To allow comparison of age effects with genotype effects, we illustrate typical genotype effects. Relative drug exposure in carriers of the lowest activity in drug transport or metabolism is shown relative to the carriers of the genotypes coding for the normal function. A ratio of 1 indicates no difference and a ratio of 2 corresponding to a 2‐fold genotype‐dependent increase of systemic exposure. For the prodrugs clopidogrel (metabolite not specified), tamoxifen (endoxifen), and codeine (morphine) the data for the therapeutically relevant metabolite are given, thereby explaining why the ratio is below unity. As can be seen, the systemic exposure in carriers of the low activity genotypes was twice as high or even higher in about 50% if the drugs included in the present selection.

Figure 5

Combined presentation of age and genotype effects.
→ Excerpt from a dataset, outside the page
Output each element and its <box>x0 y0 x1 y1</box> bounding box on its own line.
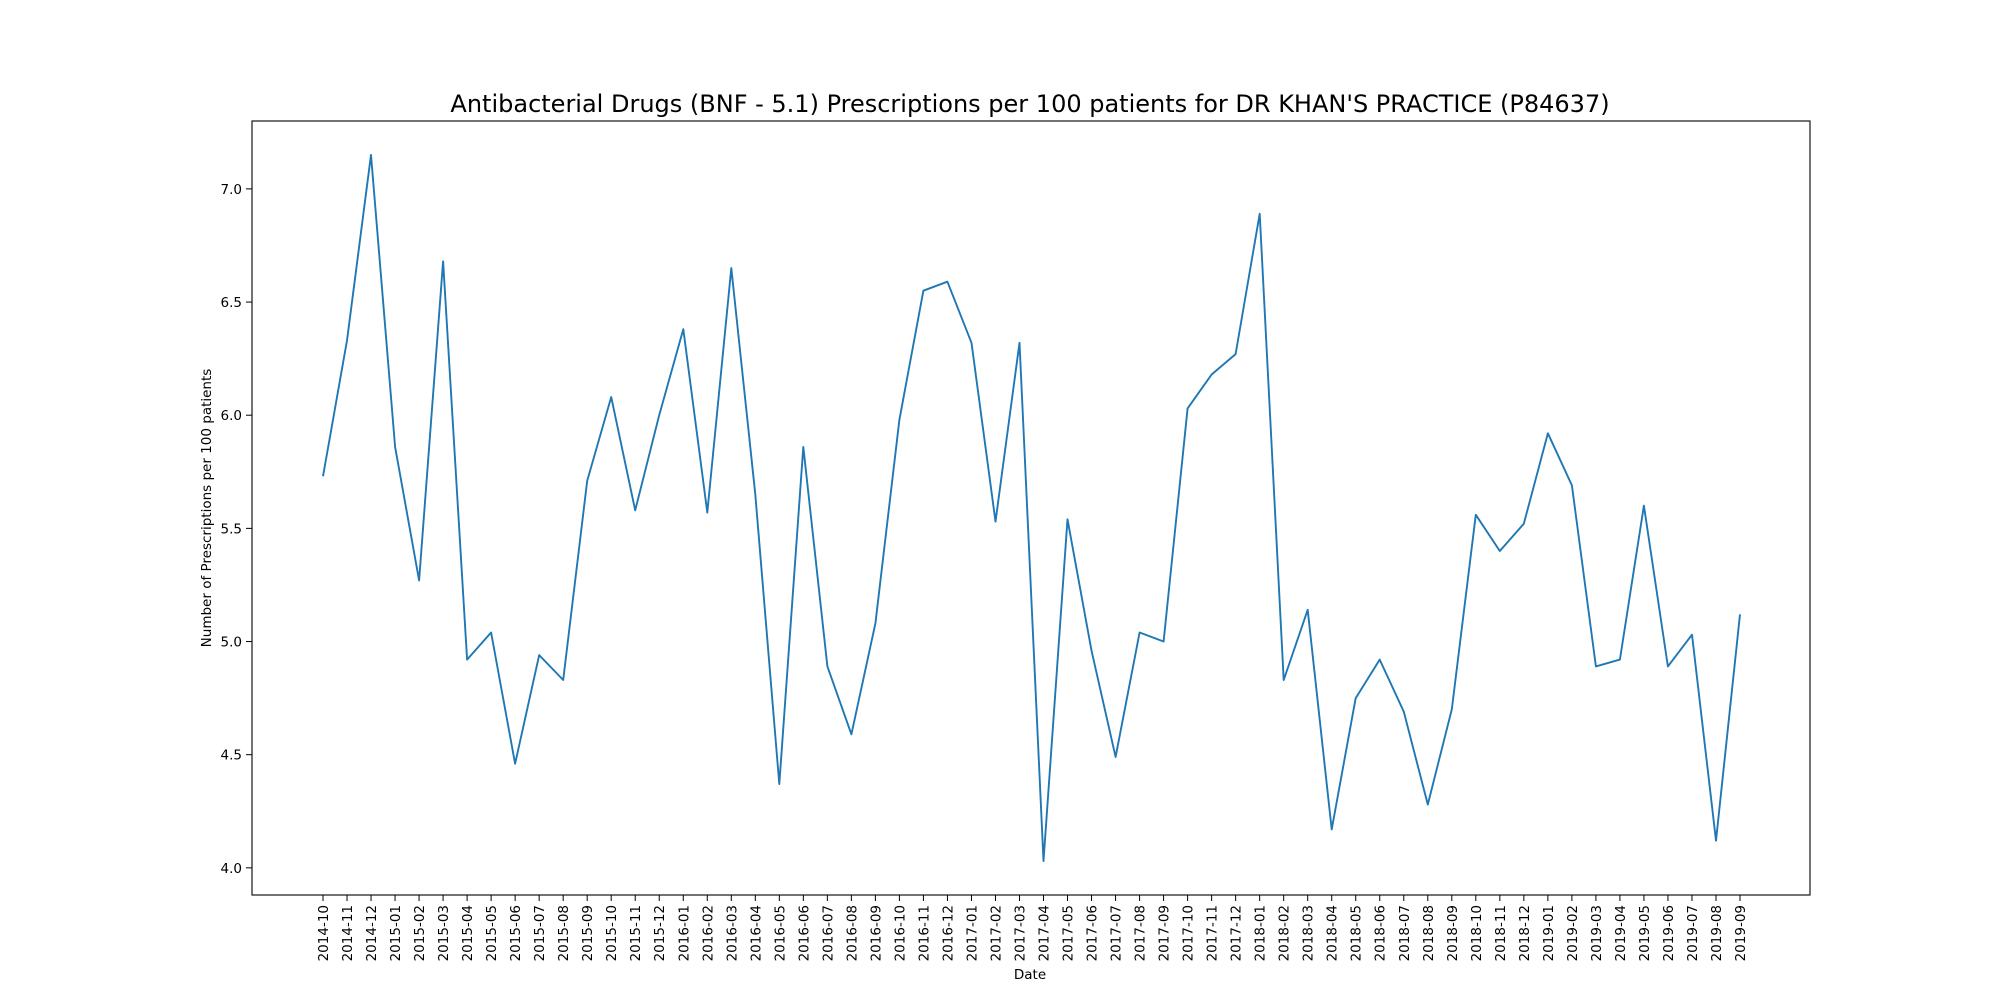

The abscissa represents the age PK ratio representing the ratio of the systemic exposure in elderly over drug exposure in young given the same dose. The ordinate shows the genotype PK ratio representing the ratio of systemic drug exposure in the slowest metabolizer group (poor metabolizers if existing or intermediate metabolizer) over drug exposure in the normal metabolizer group. Four quadrants are highlighted illustrating the particular need to particularly consider age, genotype, or both parameters in therapy with the given drugs. The lines of 2 for age or genotype effect were highlighted because appropriate consideration of the respective factor in dosing would mean administering 50% of the standard dose only. Drugs in which both genotype and age ratios are above 2 may be of particular concern, but drugs above the 1.5 lines may also be of concern, depending on the therapeutic index of the respective drug.

Figure 6

Results from genotype–age interaction studies. The relevant enzyme–drug combinations are given on top. The ordinate illustrates the drug exposure relative to the young extensive metabolizers. The abscissa marks the metabolizer status with EM, IM, and PM corresponding to extensive, intermediate, and poor metabolism. The colored dots stand for separate groups within a study, with orange being the elderly, olive being middle age, and green being the young group. Only data from studies on both factors, age and genotype, could be included in this analysis. The left example (omeprazole) represents an interaction with less than additive effects (still existing but lower impact of genotype in old age), while the examples from tacrolimus to celecoxib represent no interactions, but just additive effects of age and genotype. The right examples (venlafaxine, tolterodine, metoprolol, and warfarin) represent more‐than‐additive interactions between age and genotype, with the genotype becoming even more important in old age.